Who knew you could bargain with a ghost?
I’d give anything, we say, but give up
nothing of any worth. So I gave up
all together, and got nothing in return.
But I made it mine. When I walk in the garden
among tall pines and low flowers,
there is an absence, but I pay it no mind.
That’s part of the agreement. Gulls cry out
over the bay, a bird – hidden – chitters to itself,
the early morning mist, pink in the distance, hovers
above the sea’s immaculate horizon,
while traffic and trains race by
in the morning rush to get ahead.
Such things matter little in this afterlife.

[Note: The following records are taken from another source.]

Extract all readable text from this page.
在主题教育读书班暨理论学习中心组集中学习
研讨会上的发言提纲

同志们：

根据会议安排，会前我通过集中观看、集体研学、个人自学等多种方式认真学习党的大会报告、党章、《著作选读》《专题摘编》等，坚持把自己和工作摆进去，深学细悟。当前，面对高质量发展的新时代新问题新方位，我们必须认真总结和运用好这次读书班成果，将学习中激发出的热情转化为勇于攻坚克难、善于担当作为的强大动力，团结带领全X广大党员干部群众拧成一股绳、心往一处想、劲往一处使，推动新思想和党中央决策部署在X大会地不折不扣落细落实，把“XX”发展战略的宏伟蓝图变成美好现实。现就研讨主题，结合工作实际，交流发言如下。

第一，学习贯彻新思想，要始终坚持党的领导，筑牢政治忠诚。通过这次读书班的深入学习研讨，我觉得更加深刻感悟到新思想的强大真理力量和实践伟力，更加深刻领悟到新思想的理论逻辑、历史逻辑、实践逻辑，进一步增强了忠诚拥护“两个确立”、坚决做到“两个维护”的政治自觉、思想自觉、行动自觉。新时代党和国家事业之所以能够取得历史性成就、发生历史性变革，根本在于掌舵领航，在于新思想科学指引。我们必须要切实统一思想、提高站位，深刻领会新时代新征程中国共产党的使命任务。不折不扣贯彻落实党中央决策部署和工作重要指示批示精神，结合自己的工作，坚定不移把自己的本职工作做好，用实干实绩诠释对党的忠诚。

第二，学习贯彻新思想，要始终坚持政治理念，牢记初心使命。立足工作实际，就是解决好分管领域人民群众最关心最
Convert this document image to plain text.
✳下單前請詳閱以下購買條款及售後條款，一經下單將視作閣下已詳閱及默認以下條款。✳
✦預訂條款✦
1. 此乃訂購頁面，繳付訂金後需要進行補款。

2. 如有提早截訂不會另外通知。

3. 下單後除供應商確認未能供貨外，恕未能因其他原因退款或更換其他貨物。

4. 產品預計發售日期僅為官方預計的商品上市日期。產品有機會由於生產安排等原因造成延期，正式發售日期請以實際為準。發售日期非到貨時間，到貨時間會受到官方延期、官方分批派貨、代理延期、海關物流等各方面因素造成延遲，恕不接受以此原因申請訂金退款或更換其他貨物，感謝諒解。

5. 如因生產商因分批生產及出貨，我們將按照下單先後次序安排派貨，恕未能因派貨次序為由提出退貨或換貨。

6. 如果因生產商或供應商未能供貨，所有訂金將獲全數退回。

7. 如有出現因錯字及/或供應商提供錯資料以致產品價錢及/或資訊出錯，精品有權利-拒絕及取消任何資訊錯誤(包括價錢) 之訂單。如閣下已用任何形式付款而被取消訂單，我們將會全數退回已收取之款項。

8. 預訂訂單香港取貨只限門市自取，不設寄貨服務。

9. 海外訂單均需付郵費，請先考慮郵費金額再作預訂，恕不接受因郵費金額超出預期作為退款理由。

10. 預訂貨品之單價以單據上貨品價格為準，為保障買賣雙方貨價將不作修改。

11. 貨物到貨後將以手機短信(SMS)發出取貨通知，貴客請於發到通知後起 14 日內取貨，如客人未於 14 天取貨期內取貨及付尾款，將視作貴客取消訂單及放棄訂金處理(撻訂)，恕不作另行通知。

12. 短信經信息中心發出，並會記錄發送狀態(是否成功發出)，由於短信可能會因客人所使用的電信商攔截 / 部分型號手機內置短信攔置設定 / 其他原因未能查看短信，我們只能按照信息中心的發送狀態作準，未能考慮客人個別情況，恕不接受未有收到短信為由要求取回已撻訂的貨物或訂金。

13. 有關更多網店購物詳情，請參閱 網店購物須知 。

To say I gave up on living wouldn’t be true:
it’s the other way around. At times,
it feels like freedom, but then it’s just a fact
of existing like anything else that dies
or wears down or simply changes
into something else, somewhere else.
My promise was to live if I lived
and not be any of those other people,
the ones I once believed in.
Who cares if I have no skill to render
myself as I am? No one would recognise me
anyway, in my invisibility.
So I have painted this square of wood –
inexpertly, crudely – to tell my story
and acknowledge my good fortune.
Look, in this corner, the vision
of the black Christ – a stand-in for the void
that struck my heart like a viper –
and here, in lurid red, my sickly frame
outstretched on a simple wooden bed.
The room is otherwise empty, the window blank.
It will do. It’s only a reminder, a token
of what really happened, which is simple enough:
I disappeared, then went on living – just as I promised.
VFGA: Votum Fecit Gratium Accepit,
‘Vow made, graces received.’ There, it’s done.